Uncertainty estimates for semantic segmentation: providing enhanced reliability for automated motor claims handling
Jan Küchler, Daniel Kröll, Sebastian Schoenen, Andreas Witte
TL;DR
This work addresses the reliability of semantic segmentation for car-body-part damage assessment in automated motor claims by introducing a post-hoc meta-classification approach. It derives pixel-level uncertainty measures from softmax outputs and layer gradients, aggregates them to segment-level features, and trains a segment-quality classifier to distinguish high- vs low-quality segments without retraining the segmentation model. The best-performing model achieves an AUROC of $0.916 \pm 0.002$ and shows that segment quality correlates with precision ($\rho=0.74$) and IoU metrics ($\rho\ge 0.90$); by removing high-uncertainty segments, the mean IoU improves by $\Delta mIoU \approx 0.16$ on average, reducing false positives in downstream tasks. The proposed uncertainty-map-based mask-correction offers practical reliability gains for automated damage assessment in motor claims handling, with potential deployment as a lightweight post-processing step.
Abstract
Deep neural network models for image segmentation can be a powerful tool for the automation of motor claims handling processes in the insurance industry. A crucial aspect is the reliability of the model outputs when facing adverse conditions, such as low quality photos taken by claimants to document damages.
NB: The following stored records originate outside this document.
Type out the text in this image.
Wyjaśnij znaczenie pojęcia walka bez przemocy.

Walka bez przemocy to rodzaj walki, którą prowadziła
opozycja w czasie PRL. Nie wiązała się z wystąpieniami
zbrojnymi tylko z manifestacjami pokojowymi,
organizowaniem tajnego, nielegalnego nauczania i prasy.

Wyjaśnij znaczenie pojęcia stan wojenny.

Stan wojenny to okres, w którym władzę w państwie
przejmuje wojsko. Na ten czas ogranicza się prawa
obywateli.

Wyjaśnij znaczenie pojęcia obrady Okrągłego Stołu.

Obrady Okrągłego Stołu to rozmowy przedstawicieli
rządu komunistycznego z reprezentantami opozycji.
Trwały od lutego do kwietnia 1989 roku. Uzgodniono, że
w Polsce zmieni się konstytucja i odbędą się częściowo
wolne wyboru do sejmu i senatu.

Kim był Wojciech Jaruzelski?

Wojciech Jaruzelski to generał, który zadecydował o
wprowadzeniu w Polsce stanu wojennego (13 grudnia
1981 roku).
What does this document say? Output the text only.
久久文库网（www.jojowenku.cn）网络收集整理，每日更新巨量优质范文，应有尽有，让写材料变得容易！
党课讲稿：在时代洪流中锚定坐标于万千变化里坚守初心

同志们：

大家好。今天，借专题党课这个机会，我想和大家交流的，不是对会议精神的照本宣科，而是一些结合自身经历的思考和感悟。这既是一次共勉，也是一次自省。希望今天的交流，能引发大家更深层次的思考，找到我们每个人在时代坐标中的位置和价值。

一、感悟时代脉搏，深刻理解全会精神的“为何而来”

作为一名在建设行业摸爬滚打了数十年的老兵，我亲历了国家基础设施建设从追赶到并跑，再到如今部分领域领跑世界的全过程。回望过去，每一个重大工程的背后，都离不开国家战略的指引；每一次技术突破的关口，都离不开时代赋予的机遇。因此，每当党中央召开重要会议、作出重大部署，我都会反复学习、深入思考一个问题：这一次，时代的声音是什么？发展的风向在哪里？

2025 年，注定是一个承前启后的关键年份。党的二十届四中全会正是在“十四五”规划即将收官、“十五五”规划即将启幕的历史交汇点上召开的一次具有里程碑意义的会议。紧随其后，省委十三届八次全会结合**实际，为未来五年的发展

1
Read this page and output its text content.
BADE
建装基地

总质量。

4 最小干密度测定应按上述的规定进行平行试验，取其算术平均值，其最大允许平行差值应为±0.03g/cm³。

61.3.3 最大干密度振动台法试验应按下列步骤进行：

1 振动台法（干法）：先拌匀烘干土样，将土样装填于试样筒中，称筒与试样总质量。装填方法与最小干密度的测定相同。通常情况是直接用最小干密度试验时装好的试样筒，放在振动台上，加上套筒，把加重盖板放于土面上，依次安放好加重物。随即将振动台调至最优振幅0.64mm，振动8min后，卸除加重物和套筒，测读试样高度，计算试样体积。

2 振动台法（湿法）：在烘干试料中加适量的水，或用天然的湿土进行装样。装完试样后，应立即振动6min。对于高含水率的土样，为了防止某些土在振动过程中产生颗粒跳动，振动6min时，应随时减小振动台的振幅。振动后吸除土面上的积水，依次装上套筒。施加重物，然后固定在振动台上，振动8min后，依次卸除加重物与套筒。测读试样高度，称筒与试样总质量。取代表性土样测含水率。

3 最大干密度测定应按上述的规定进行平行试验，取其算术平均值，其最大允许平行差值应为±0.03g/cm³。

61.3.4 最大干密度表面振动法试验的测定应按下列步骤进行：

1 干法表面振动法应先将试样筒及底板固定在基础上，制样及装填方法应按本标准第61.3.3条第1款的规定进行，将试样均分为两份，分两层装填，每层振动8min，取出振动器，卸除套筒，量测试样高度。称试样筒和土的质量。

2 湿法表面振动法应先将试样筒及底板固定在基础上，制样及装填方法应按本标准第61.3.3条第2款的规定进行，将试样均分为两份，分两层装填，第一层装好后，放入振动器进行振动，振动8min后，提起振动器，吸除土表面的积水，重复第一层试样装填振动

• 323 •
We explore the use of a meta-classification model to empirically assess the precision of segments predicted by a model trained for the semantic segmentation of car body parts. Different sets of features correlated with the quality of a segment are compared, and an AUROC score of 0.915 is achieved for distinguishing between high- and low-quality segments. By removing low-quality segments, the average mIoU of the segmentation output is improved by 16 percentage points and the number of wrongly predicted segments is reduced by 77%.